2) If the amount of data is quite large to write to vram, you'll probably be racing the display because there won't be enough time in vblank for really large patterns. This is ok, though. There are 455 cpu cycles per VCE scanline. As long as you're under that, you'll be fine... kinda. If you followed along with the above method, you'll see that it requires multiple passes, and then a second pass for the second bitplane. Even if your data being written to vram, in the form of a scanline, is faster than the beam - the order of the written data presents the problem. One solution is to split the bitmap buffer in vram into two halves; and upper bitmap and lower bitmap. And start drawing this process earlier in vblank, or put a status bar at the top of the screen to effectively increase screen drawing time. Maybe two halves isn't enough. Maybe more are needed. Or maybe just do 16-24 lines full color, and then switch methods. The idea here, is to get enough buffered room between the beam and where you are writing in that bitmap position. Remember, if your data is stored as scanlines, you have a very flexible method and control in how you write to that vram bitmap.
The idea here, is to do a large pattern of dynamic tiles at 60fps and no double buffering. Of course double buffer will work, assuming it'll fit on vblank vram-vram time frame, but with a large buffer already that means eating into your vram space.
The whole idea of doing dynamic tiles as scanlines, means you no longer have limitations of tiles. You can do sine wave effects or line scrolls because you have direct control over the X position of that line being transferred into vram. You can Y-scale and do vertical effects as well.
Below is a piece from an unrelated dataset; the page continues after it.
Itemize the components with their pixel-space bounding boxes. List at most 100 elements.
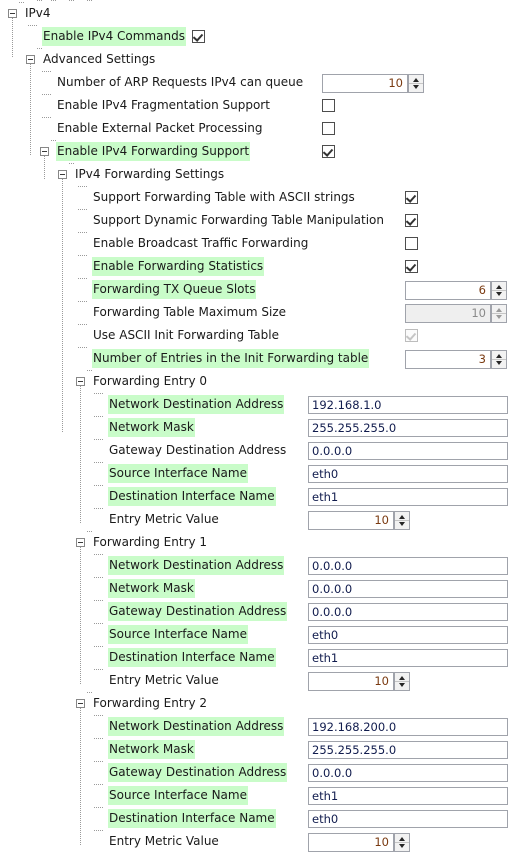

You can also draw parts of an image in reverse order (vertical flipping/mirroring, etc). And maybe the best of all, you can do transparency effects on that pseudo layer. Remember, you have to write the image as two 2bit images. Since the hardware puts them together, you have hardware assisted compositing. Sure, the colors are low (4 colors for one plane, and 3 colors of transparency to overlay) - but you also have the aid of palettes to assign to any 8x8 area. If you're ambitious, you could do the tilemap reposition trick to get 8x4 or 8x2 palette association.
This is just one approach. I have other dynamic tile approaches with different abilities. Some of them that allow object drawing into vram, overlapping edges on tiles without using sprites, etc. But there's not enough time to do that in 60fps, so those effects would be 30fps. Hopefully I can demonstrate these effects in a demo of sorts (playable with a simple engine).
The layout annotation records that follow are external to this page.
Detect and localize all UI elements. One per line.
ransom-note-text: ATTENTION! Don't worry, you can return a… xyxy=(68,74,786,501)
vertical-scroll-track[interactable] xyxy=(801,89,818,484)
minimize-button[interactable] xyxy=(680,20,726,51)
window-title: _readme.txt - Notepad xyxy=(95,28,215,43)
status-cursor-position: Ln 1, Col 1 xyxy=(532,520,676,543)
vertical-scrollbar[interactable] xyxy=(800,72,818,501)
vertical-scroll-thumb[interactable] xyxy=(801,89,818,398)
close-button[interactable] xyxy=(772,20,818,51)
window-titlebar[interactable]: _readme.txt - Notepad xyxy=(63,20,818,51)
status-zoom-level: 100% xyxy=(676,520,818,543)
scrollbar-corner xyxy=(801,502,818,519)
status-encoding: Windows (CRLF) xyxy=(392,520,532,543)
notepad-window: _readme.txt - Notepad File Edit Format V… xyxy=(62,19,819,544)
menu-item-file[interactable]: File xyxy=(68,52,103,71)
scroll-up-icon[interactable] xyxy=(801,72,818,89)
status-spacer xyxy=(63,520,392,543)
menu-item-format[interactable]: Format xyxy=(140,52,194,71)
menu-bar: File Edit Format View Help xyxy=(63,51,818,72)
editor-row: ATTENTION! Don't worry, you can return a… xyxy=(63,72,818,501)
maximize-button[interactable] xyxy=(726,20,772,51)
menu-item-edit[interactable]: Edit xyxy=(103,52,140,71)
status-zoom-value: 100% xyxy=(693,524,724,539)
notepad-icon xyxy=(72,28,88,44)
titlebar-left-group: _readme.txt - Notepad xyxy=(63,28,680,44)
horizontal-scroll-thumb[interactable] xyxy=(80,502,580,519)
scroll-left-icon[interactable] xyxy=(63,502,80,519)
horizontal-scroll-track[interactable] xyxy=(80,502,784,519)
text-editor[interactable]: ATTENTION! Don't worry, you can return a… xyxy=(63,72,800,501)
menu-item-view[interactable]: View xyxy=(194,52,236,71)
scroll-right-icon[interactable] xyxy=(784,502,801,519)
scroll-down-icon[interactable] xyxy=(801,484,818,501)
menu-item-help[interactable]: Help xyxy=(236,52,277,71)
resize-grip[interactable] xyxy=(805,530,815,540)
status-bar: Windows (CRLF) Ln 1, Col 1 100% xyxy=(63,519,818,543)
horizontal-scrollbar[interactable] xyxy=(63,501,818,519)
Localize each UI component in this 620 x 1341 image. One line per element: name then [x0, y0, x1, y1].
Just to note: I'm using the bitmap line approach because it offers way more control over the pattern/pseudo layer than the tile write approach. I could have easily arranged a column of tiles in vram to show as a row format in the tilemap (which is a super easy setup/approach), but because of how the tiles are composed of two 2bit tiles, doing independent vertical scrolling on this fake BG layer becomes much more complex. A bitmap line approach easily allows for independent vertical and horizontal scrolling of the fake BG layer, but also allows hsync style effects (horizontal), vertical effects, as well transparency or split layer effects.